Ses pistes accueillirent d’innombrables prototypes confiés au CEV, dont le premier directeur fut l’ingénieur en chef Maurice Cambois, à partir de 1945. En 1948, et pendant 10 ans, le Centre fut placé sous la responsabilité de Louis Bonte, dont chacun sait qu’il a marqué son temps. Une décennie où l’on vit au printemps 1955 Jacqueline Auriol préparer son record de vitesse (1.151 km/h) sur Mystère IVN. Et tous les grands noms des essais, parfois promis à la reconnaissance médiatique, mais souvent restés dans l’ombre parce que telle était la règle du jeu. On aurait aimé une plus grande présence de ces grands anciens dans ces pages. Mais c’est un livre bienvenu et utile.

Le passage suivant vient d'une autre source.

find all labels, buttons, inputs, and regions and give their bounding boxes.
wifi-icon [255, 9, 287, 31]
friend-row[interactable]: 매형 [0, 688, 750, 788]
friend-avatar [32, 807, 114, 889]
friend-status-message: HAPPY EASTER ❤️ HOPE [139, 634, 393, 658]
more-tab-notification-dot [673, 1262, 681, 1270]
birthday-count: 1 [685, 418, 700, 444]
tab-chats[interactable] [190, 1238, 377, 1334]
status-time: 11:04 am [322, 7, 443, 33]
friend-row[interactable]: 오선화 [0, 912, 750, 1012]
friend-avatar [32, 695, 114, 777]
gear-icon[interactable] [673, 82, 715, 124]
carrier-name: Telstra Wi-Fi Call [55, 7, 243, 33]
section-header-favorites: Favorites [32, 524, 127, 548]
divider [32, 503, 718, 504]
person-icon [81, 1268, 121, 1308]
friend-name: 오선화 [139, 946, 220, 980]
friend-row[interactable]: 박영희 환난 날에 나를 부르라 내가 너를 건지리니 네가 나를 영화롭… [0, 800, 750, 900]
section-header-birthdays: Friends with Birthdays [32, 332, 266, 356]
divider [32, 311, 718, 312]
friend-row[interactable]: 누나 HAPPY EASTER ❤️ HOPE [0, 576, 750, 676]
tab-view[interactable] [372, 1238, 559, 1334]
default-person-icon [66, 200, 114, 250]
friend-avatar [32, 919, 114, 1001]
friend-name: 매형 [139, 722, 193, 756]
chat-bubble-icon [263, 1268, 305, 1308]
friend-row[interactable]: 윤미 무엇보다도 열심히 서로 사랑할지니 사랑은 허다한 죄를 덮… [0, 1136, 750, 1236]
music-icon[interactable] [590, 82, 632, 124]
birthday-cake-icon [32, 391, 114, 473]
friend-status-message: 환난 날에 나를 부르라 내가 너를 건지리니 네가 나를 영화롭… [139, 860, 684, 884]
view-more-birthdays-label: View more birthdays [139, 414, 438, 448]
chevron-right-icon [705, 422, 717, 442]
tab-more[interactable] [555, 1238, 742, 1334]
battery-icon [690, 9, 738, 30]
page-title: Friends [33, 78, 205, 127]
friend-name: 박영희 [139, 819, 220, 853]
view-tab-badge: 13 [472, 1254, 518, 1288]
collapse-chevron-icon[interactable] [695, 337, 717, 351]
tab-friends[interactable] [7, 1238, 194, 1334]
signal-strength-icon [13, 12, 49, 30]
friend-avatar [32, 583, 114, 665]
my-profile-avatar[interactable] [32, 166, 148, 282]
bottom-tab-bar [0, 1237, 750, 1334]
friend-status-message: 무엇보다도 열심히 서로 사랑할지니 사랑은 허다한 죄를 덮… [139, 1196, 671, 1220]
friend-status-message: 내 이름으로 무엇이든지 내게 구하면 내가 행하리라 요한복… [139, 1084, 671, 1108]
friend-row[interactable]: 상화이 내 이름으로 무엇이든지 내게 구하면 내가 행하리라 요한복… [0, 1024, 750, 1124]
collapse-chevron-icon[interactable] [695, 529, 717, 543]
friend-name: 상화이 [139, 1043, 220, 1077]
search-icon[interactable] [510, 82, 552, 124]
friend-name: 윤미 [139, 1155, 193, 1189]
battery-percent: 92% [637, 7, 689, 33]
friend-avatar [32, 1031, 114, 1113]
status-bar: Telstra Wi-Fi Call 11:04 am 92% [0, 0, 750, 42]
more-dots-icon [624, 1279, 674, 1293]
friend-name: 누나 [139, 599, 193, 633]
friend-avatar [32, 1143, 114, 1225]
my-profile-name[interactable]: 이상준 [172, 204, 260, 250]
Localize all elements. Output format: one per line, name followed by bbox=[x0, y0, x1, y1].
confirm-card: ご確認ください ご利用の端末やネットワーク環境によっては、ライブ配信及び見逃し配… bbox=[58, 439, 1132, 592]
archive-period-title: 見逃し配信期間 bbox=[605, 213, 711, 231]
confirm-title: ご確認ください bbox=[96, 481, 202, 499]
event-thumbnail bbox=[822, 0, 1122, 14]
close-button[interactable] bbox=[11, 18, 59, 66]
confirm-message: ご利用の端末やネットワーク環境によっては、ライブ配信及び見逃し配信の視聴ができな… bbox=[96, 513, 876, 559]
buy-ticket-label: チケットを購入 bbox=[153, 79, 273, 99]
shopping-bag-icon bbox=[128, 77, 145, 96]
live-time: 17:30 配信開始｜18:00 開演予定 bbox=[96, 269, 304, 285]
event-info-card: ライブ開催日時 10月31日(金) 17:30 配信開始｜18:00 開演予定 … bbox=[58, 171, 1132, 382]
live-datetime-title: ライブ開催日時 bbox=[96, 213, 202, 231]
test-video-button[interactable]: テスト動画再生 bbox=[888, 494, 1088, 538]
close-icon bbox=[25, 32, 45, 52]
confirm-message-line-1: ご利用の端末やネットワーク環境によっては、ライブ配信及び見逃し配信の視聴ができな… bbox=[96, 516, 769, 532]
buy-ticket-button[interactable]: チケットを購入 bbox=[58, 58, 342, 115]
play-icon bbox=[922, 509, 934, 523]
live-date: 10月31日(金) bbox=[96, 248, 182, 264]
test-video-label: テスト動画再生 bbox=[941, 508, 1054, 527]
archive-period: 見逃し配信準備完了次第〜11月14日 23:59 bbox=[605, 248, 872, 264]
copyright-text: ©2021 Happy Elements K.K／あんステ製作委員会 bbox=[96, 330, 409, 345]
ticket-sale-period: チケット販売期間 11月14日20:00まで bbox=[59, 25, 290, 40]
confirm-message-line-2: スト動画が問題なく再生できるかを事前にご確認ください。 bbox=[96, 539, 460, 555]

** Témoignage. - Aux Nouvelles Editions Latines, Maurice Rochaix livre un témoignage sur son père Marcel, qui appartint au groupe de bombardement Bretagne. Lequel a largement contribué au rayonnement des Forces aériennes de la France libre avant d’être reconverti dans le transport. De tels récits sont indispensables au maintien de la mémoire collective et complètent utilement des ouvrages plus généraux.
** Saint-Ex. – Voici un fort ouvrage de plus de 500 pages dû à la persévérance de Bernard Marck, biographe attitré des grands aviateurs de l’entre deux guerres : «Antoine de Saint Exupéry, la soif d’exister». Saint Exupéry sans tiret, soit dit en passant, sujet de polémique réservé aux seuls spécialistes. C’est un premier tome, il y en aura donc un second, que nous attendrons patiemment avant de tenter un commentaire sur ce travail de longue haleine en même temps que très ambitieux.
Tout n’avait peut-être pas encore été dit sur le «pilote-écrivain». Reste le fait qu’il faut disposer d’une bonne dose de courage pour aborder un tel géant et lui consacrer un bon millier de pages. Et cela sans se risquer à choisir entre le pilote et l’écrivain.